Putin und der Krebs: Ein Gerücht als Polit-Waffe

Im Oktober feiert Wladimir Putin seinen 70. Geburtstag. In diesem Alter hatte Stalin bereits zwei Schlaganfälle hinter sich, Breschnew war tablettensüchtig und quasi-entmündigt, und Jelzin lag zu seinem 70er wieder einmal im Spital – da hatte er das Präsidentenamt krankheitsbedingt längst abgegeben.
Aber Putin? Der strotze nur so vor Gesundheit, sagen alle um ihn. Aleksandr Lukaschenko, Machthaber im befreundeten Belarus, nannte ihn kürzlich in einem Interview „lebendiger als alle Lebenden“; Putins Sprachrohr im TV, Wladimir Solowjew, sagte jetzt, er sei „eindeutig in ausgezeichneter Form.“ Wäre das nur gespielt, könnte er ja nirgend hingehen.
Dass Putin seit Jahren zumindest fünf Ärzte im Schlepptau haben soll, binnen vier Jahren ganze 166 Mal von einem Schilddrüsen-Onkologen untersucht worden sei, wie das russische Investigativportal Proekt jetzt enthüllte, passen zu dem Bild freilich nicht. Jetzt machen Gerüchte die Runde, dass der Kremlherrscher Krebs haben könnte. Was hat es damit auf sich?
Der Alphamann
Putins PR-Team macht seit Beginn seiner Amtszeit kaum etwas anderes, als ihn als stark, männlich und unverwundbar zu zeichnen. Es werden Videos im Umlauf gebracht, wo er als Eishockeycrack mit der Nationalmannschaft spielt, es gibt Dutzende Bilder, die ihn – gerne oberkörperfrei – reitend auf einem Pferd oder am Steuer eines ungewöhnlichen Fahrzeugs zeigen. Die Kehrseite dessen zeigt der Kreml natürlich nicht: Dass Putin, wie Proekt berichtet, 2012 einen schweren Reitunfall hatte und deshalb über lange Zeit heftig hinkte, wurde verschleiert, indem vorproduzierte Videos von ihm gezeigt wurden. So wurde vorgespielt, er sei im Amt, während er aber eigentlich in Behandlung war.

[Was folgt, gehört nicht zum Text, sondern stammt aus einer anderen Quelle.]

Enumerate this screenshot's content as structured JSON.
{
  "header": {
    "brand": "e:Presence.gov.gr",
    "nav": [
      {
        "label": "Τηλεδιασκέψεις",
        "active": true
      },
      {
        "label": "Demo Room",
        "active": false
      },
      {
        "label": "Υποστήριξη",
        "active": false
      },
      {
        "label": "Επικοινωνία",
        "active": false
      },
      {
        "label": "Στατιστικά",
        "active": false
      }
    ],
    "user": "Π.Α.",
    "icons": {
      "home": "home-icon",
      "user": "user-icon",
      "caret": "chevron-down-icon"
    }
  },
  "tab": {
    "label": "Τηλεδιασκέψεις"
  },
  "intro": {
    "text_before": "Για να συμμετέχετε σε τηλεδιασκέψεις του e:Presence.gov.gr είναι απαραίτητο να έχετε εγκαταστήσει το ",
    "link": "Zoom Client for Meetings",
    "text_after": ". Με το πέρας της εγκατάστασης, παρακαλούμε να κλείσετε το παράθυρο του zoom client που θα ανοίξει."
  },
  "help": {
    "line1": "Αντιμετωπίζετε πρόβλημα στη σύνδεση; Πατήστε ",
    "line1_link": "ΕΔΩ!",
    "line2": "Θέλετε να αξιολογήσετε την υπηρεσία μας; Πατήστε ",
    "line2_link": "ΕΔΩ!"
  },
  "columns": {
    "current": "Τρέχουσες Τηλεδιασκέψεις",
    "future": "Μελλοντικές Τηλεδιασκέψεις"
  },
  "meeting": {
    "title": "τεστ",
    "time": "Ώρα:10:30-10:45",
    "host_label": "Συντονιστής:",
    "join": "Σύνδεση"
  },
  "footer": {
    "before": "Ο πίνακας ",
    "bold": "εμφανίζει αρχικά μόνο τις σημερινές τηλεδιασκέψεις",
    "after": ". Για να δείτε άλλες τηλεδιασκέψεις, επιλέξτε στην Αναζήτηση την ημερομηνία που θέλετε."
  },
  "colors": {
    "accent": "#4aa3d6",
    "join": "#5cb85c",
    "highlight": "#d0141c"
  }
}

Jetzt ist die Lage ähnlich. Seit der Coronakrise hat Putin sich massiv aus der Öffentlichkeit zurückgezogen, es gab Perioden – wie etwa im Herbst – da war er tagelang wie vom Erdboden verschluckt. Wieder machten vorproduzierte Aufnahmen die Runde. Der Grund dafür sei nicht nur die krankhafte Angst vor Ansteckung, wie es bisher hieß, sondern Krebs, wird jetzt kolportiert. Wegen der Krebsbehandlung habe er auch so gezögert, sich mit dem von ihm selbst propagierten Coronavakzin Sputnik impfen zu lassen.

Seit Jahren Gerüchte
Es ist nicht das erste Mal, dass es solche Gerüchte gibt. Der Politologe Walerij Solowej etwa spricht seit Jahren davon, dass Putin schwer erkrankt sei. Er wurde mittlerweile von seinem Führungsposten an der Moskauer Eliteuni MGIMO entlassen und gilt als diskreditiert. Auch die britische Yellow Press bringt immer wieder Spekulationen, dass Putin Steroide nehme, Parkinson habe, an Krebs erkrankt sei – unter Hinweis auf Geheimdienstquellen.
Wie Wahrheit darin steckt, ist schwer zu sagen. Das ist im politischen Diskurs auch unerheblich. Gerüchte, vor allem solche um die Gesundheit, dienen immer als politische Waffe, vor allem bei Autokraten. Das war schon beim späten Stalin so, über den das Zentralkomitee ohne Unterlass sagte, er sei unerschütterbar, während zeitgleich Berichte über seine Schlaganfälle vertuscht wurden.
Dass die Gerüchte just zu einem Zeitpunkt aufpoppen, an dem es ob des mäßigen Erfolgs der Russen in der Ukraine Unstimmigkeiten im inneren Zirkel gibt, wird also kein Zufall sein – alles, was den Kremlherrscher destabilisiert, ist seinen Opponenten nur recht. Dass Putins Sprecher Peskow das Gerücht auf Nachfrage kommentieren musste – er nannte es „Fiktion“ – ist ein kleiner Erfolg für seine Kritiker: So gelangte das Gerücht auch in Russland an die Öffentlichkeit – die Plattform Proekt ist in Russland nämlich verboten.